I have recently been exploring some of the magic of the Kimberley. Travelling among other hardy explorers over hundreds of kilometres of corrugations to find the gems of gorges and waterfalls, running with water so perfectly pure. I always enjoyed the mornings in the camp grounds when the light was still changing colours, the air was crisp and cool in our lungs and the birds stoked by the new day were busy telling us all about it. The campers though were speechless. You could hear them tinkering away with things, packing up, making breakfast or sipping coffee in their chairs, drinking in the ambiance with not a word on their lips.

I remember a moment sitting with a team of travellers on a cliff top looking at Mitchell Falls opposite us. The thundering water hijacked our ear drums and the power of 80 metres of cascading falls was intimidating, even from the safety of our perch. We must have sat there for an hour in its presence. Just sat there.

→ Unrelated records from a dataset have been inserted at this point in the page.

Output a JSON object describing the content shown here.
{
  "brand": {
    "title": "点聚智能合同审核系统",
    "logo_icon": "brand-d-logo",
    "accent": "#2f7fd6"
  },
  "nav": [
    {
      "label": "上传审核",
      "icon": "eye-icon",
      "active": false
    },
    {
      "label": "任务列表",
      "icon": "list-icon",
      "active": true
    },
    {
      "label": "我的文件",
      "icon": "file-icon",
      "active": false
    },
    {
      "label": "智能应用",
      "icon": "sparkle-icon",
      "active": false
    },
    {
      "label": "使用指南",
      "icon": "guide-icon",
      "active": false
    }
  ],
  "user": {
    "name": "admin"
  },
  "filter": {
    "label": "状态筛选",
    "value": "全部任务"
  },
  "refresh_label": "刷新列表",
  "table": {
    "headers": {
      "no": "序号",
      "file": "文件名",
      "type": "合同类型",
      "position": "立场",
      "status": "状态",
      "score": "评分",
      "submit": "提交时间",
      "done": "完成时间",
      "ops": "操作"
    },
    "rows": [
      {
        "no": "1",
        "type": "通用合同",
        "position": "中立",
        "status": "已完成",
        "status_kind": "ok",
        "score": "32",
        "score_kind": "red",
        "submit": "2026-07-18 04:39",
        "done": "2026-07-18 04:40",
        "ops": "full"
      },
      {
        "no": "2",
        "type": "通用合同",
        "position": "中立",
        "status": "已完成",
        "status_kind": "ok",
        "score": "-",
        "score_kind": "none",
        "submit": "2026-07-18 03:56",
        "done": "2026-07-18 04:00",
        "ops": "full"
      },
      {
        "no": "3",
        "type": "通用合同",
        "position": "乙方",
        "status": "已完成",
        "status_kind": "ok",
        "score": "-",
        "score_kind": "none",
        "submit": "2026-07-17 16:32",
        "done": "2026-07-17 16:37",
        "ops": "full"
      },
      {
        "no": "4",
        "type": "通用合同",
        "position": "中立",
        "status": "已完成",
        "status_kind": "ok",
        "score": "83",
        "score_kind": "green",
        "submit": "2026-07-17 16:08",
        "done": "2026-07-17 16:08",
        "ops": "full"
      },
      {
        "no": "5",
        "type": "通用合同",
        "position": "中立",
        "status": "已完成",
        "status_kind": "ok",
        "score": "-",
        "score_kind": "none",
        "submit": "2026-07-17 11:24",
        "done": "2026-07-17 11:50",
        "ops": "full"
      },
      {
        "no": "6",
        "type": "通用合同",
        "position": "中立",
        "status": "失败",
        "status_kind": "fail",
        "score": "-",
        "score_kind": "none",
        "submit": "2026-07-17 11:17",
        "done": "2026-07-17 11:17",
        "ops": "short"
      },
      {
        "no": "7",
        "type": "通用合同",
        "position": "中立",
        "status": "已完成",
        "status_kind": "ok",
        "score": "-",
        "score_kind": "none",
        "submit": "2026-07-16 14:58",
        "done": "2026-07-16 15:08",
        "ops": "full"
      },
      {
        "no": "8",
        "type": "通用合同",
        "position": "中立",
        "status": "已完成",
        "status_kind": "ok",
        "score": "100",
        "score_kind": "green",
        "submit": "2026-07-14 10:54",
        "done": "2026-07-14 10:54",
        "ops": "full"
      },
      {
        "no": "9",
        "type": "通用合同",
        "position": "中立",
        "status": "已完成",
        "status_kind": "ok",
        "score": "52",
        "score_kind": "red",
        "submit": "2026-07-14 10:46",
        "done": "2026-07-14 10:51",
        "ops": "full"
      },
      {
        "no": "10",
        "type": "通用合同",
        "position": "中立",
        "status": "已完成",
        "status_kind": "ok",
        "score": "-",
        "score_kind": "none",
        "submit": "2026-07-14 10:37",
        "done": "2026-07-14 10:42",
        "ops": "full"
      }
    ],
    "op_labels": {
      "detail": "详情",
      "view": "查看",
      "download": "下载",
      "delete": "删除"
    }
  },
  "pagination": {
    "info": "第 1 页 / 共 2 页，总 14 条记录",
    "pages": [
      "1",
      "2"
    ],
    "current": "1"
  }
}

In these moments my thoughts sometimes wandered to my art. It’s funny how certain feelings can trigger memories of when you have felt the same way before. I thought about the paintings I do where I use wood varnish. As a medium it has a certain character to it, certain quirks I work with. Like the way it reacts to the solvent to create the illusion of shimmery light on the ocean, or the way I can drag it across the canvas when it gets tacky and it appears like shadows drawing up under a wave. If I’m using the varnish the way it wants to be used the painting tends to come to life, but only if I let the varnish paint with me. It doesn’t work if I try to paint with it.

During the process there is a wonderful synchronicity between my eyes taking in the effects on the canvas and the eye of my mind taking in its view. Just as if I was watching the wave rolling in front of me, a receptive kind of energy flows through my body. Sometimes, when I’m deep under the spell, my mind has nothing to say.

The quiet mind. It’s a place where peace resides and creativity flows. It’s both the joy and the challenge for any aspiring creative.

The mind. So much character, so much personality, or so many personalities. It’s the mind that brings an element of mystery to every portrait. We look into the eyes painted onto the canvas and are compelled to question what is behind them. Then, projecting our human complexity we enter the bottomless pit of the mind. So many layers and we will never quite come to understand them all. So many questions we can’t answer with certainty. A labyrinth and we will never find our way to the end.

Creating is a sublime freedom from the complexity of the mind. But one of our personas is that of the Critic and it will try to judge our work before we even get the brushes out. There is The Comparer who warns us our work will never be as good as our idols. The Cautious doubts we have skills that can produce something that won’t be judged harshly by others. And The Practical who gives us a long list of other things that really should be done first.

The mind. It’s quite an obstacle and it’s not easy to get around. “I’m going to outsmart you,” I argued with it once, “and when I do I will know how to get rid of you”. “Absolutely you will” it replied, “Follow me, I will show you how.” So I did what it said and read all the books and listened to the gurus until I realised I was just dizzy and it had outsmarted me.

So thankfully the mind doesn’t have a personality called The Creator. I know this because you can’t argue with The Creator. Because even if you did try and protest against waterfalls and waves and birds it would just go on making waterfalls and waves and birds. Our minds never played any part in creating these beautiful things and they don’t play any part in creating something beautiful like art. Creation come from beyond the mind, and it is a place that everyone can connect with if we can work out how to get out of our own way.

Try, perhaps, listening for the birds and letting them take you where the mind cannot go.